One home system that is increasing in popularity are tankless water heaters. These systems do not store water internally; instead, they heat water instantly as it passes through the system. They turn out to be more efficient and cost-effective than traditional water heater.
Today, we have a contribution from freelance writer Sally Perkins, who gives Bell blog readers some helpful considerations on protecting tankless water heater systems this winter.
Winter is almost here, and homeowners all over the country are gearing up to protect their homes before the chill sets in. One of the best ways to stay warm and save money over the winter is to install a tankless water heater. Not only does it provide you with hot water on demand, but it is also more efficient than standard or conventional water heaters. Consider the fact that a seven-year-old tank heater runs at about 60% efficiency, while a tankless model of the same age runs at up to 75% efficiency. While it may cost a little more than a standard heater, having a tankless water heater in your home can save you money in the long run and will enable you to enjoy hot showers all throughout the winter. This is why it is imperative to protect and care for your heater to keep it in good condition for a long time.
Cold weather can do a number on your water heating system. Not only will it cause the plumbing leading to and from your tankless water heater to freeze, but it can also damage the internal parts of your system. However, you can thaw a frozen water heater by turning off the electrical power, closing the gas and water shutoff valves and waiting for the unit to thaw. Never attempt to operate your water heater if you suspect that it has frozen. For more ways to protect your tankless water heater this winter, follow these tips.
Experts recommend flushing your water heater to get rid of accumulated sediment that can affect its performance. To flush your tankless unit, shut off the electricity and the water supply and use a hose and bucket to do it. If you’re not comfortable doing this by yourself, a contractor can flush your heater for you.

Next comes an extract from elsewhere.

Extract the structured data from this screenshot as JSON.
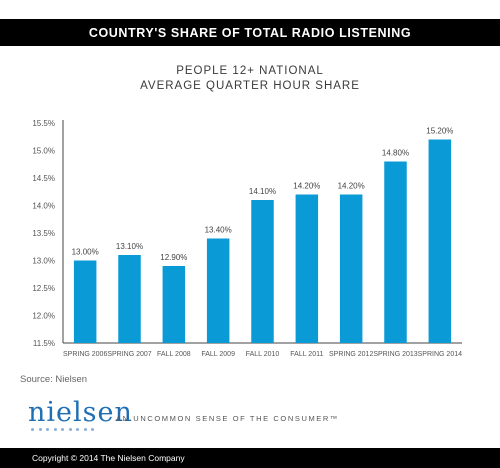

You can protect your water heater’s external plumbing and valves by insulating the external pipes. Insulation materials offer protection from the cold weather and these are readily available in hardware and online stores.
You may find that your tankless water heater has a light coating of limescale buildup. This can have a negative impact on the efficiency of your unit and can even shorten the lifespan of your water heater. To remove build-up the natural way, use white vinegar to clean your water heating system.
Follow these tips to protect your tankless water heater for the upcoming cold weather. Not only will you save money in the long run, but you’ll continue to enjoy having hot water for years to come.